Ethiopian Yalemzerf Yehualaw smashed the women’s half marathon world record at the Antrim Coast event in Northern Ireland.
Yehualaw, 22, clocked 63 minutes and 43 seconds which cut 19 seconds off the previous mark set by Kenyan Ruth Chepngetich earlier this year.
The Ethiopian was under world record pace all the way.
Her compatriot Jemal Yimer won the men’s event in 60:29 as he edged out another Ethiopian Tesfahun Akalnew.
Yimer had one second to spare from Akalnew with Kenyan Shadrack Kimining a further second back as he completed an all-African top three.
The men’s winning time in the World Athletics Label race was two seconds outside the 60:27 course record set by Sir Mo Farah when he won last year’s inaugural event.
However, all the headlines from the Northern Ireland event will go to the new women’s world record holder Yehualaw, who benefited from excellent work from her male pacemakers on the coastal course around Larne.
Her time cut 57 second off her personal best set in Istanbul earlier this year when Chepngetich set the then world record.
Yehualaw’s opening 5km of 15:05 had her eight seconds inside world record pace and she remained six seconds ahead of schedule as she reached the 15km mark in 45:24.
The Ethiopian went on to produce an amazingly fast closing six kilometres – helped by a downhill section in the final two kilometres – as she obliterated Chepngetich’s previous mark.
Yehualaw finished more than six minutes ahead of Kenya’s Vane Nyamboke [69:44] with English woman Rose Harvey a further 32 seconds back in third.

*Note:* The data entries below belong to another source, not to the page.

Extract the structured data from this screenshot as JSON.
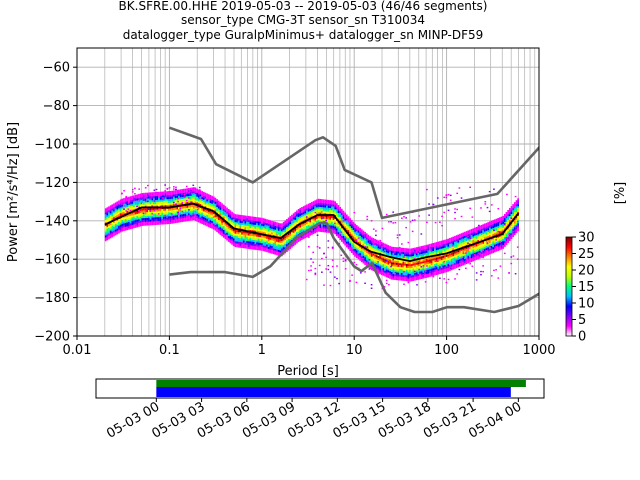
{
  "title_lines": [
    "BK.SFRE.00.HHE   2019-05-03 -- 2019-05-03  (46/46 segments)",
    "sensor_type CMG-3T sensor_sn T310034",
    "datalogger_type GuralpMinimus+ datalogger_sn MINP-DF59"
  ],
  "chart_data": {
    "type": "heatmap",
    "xlabel": "Period [s]",
    "ylabel": "Power [m²/s⁴/Hz] [dB]",
    "x_scale": "log",
    "xlim": [
      0.01,
      1000
    ],
    "ylim": [
      -200,
      -50
    ],
    "grid": true,
    "x_ticks": [
      {
        "value": 0.01,
        "label": "0.01"
      },
      {
        "value": 0.1,
        "label": "0.1"
      },
      {
        "value": 1,
        "label": "1"
      },
      {
        "value": 10,
        "label": "10"
      },
      {
        "value": 100,
        "label": "100"
      },
      {
        "value": 1000,
        "label": "1000"
      }
    ],
    "y_ticks": [
      {
        "value": -60,
        "label": "−60"
      },
      {
        "value": -80,
        "label": "−80"
      },
      {
        "value": -100,
        "label": "−100"
      },
      {
        "value": -120,
        "label": "−120"
      },
      {
        "value": -140,
        "label": "−140"
      },
      {
        "value": -160,
        "label": "−160"
      },
      {
        "value": -180,
        "label": "−180"
      },
      {
        "value": -200,
        "label": "−200"
      }
    ],
    "noise_model_high": {
      "name": "",
      "color": "#666666",
      "x": [
        0.1,
        0.22,
        0.32,
        0.8,
        3.8,
        4.6,
        6.3,
        7.9,
        15.4,
        20,
        354.8,
        10000
      ],
      "y": [
        -91.5,
        -97.4,
        -110.5,
        -120,
        -98,
        -96.5,
        -101,
        -113.5,
        -120,
        -138.5,
        -126,
        -48.5
      ]
    },
    "noise_model_low": {
      "name": "",
      "color": "#666666",
      "x": [
        0.1,
        0.17,
        0.4,
        0.8,
        1.24,
        2.4,
        4.3,
        5,
        6,
        10,
        12,
        15.6,
        21.9,
        31.6,
        45,
        70,
        101,
        154,
        328,
        600,
        1000
      ],
      "y": [
        -168,
        -166.7,
        -166.7,
        -169.2,
        -163.7,
        -148.6,
        -141.1,
        -141.1,
        -149,
        -163.8,
        -166.2,
        -162.1,
        -177.5,
        -185,
        -187.5,
        -187.5,
        -185,
        -185,
        -187.5,
        -184.4,
        -178
      ]
    },
    "mean_curve": {
      "name": "",
      "color": "#000000",
      "x": [
        0.02,
        0.03,
        0.05,
        0.1,
        0.18,
        0.3,
        0.5,
        1,
        1.6,
        2.5,
        4,
        6,
        10,
        15,
        25,
        40,
        60,
        100,
        200,
        400,
        600
      ],
      "y": [
        -142,
        -138,
        -133,
        -133,
        -131,
        -135,
        -144,
        -147,
        -149,
        -142,
        -137,
        -137,
        -151,
        -156,
        -159,
        -161,
        -159,
        -157,
        -152,
        -147,
        -136
      ]
    },
    "psd_density": {
      "peak": [
        {
          "period": 0.02,
          "power": -142
        },
        {
          "period": 0.03,
          "power": -137
        },
        {
          "period": 0.05,
          "power": -134
        },
        {
          "period": 0.1,
          "power": -133
        },
        {
          "period": 0.18,
          "power": -131
        },
        {
          "period": 0.3,
          "power": -136
        },
        {
          "period": 0.5,
          "power": -145
        },
        {
          "period": 1,
          "power": -147
        },
        {
          "period": 1.6,
          "power": -150
        },
        {
          "period": 2.5,
          "power": -142
        },
        {
          "period": 4,
          "power": -137
        },
        {
          "period": 6,
          "power": -138
        },
        {
          "period": 10,
          "power": -150
        },
        {
          "period": 15,
          "power": -157
        },
        {
          "period": 25,
          "power": -162
        },
        {
          "period": 40,
          "power": -163
        },
        {
          "period": 60,
          "power": -161
        },
        {
          "period": 100,
          "power": -158
        },
        {
          "period": 200,
          "power": -152
        },
        {
          "period": 400,
          "power": -146
        },
        {
          "period": 600,
          "power": -136
        }
      ],
      "scatter_regions": [
        {
          "period_range": [
            0.03,
            0.22
          ],
          "power_range": [
            -138,
            -121
          ]
        },
        {
          "period_range": [
            3,
            60
          ],
          "power_range": [
            -175,
            -135
          ]
        },
        {
          "period_range": [
            60,
            600
          ],
          "power_range": [
            -172,
            -122
          ]
        }
      ]
    },
    "colorbar": {
      "label": "[%]",
      "range": [
        0,
        30
      ],
      "ticks": [
        {
          "value": 0,
          "label": "0"
        },
        {
          "value": 5,
          "label": "5"
        },
        {
          "value": 10,
          "label": "10"
        },
        {
          "value": 15,
          "label": "15"
        },
        {
          "value": 20,
          "label": "20"
        },
        {
          "value": 25,
          "label": "25"
        },
        {
          "value": 30,
          "label": "30"
        }
      ],
      "colors": [
        "#ffffff",
        "#ff00ff",
        "#7f00ff",
        "#0000ff",
        "#00bfff",
        "#00ff7f",
        "#bfff00",
        "#ffff00",
        "#ff7f00",
        "#ff0000",
        "#7f0000"
      ]
    },
    "coverage": {
      "time_labels": [
        "05-03 00",
        "05-03 03",
        "05-03 06",
        "05-03 09",
        "05-03 12",
        "05-03 15",
        "05-03 18",
        "05-03 21",
        "05-04 00"
      ],
      "time_range_hours": [
        -4,
        25.7
      ],
      "time_ticks_hours": [
        0,
        3,
        6,
        9,
        12,
        15,
        18,
        21,
        24
      ],
      "data_available": {
        "start_hour": 0,
        "end_hour": 24.5,
        "color": "#008000"
      },
      "psd_used": {
        "start_hour": 0,
        "end_hour": 23.5,
        "color": "#0000ff"
      }
    }
  }
}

Harvey’s compatriot Georgie Schwiening was fourth in 71:12 as Northern Irish pair Fionnuala Ross [73:09] and Ann-Marie McGlynn [73:12] were fifth and sixth.
In the men’s event, Tokyo Olympian Marc Scott was the leading British and Irish finisher in fourth place – five seconds behind Yimer – after being with the leading trio up until the closing sprint.
Ryan Creech was top Irishman as he clocked a personal best of 63:25 to finish sixth with Paul O’Donnell seventh in 63:36 and Tokyo Olympian Stephen Scullion having to settle for ninth in 63:53 after losing touch with the leaders early on.
Scullion, who dropped out of the Olympic marathon in the searing hero of Sapporo three weeks ago, set the Northern Ireland half marathon record when clocking 61:08 to finish fourth in last year’s Antrim Coast race.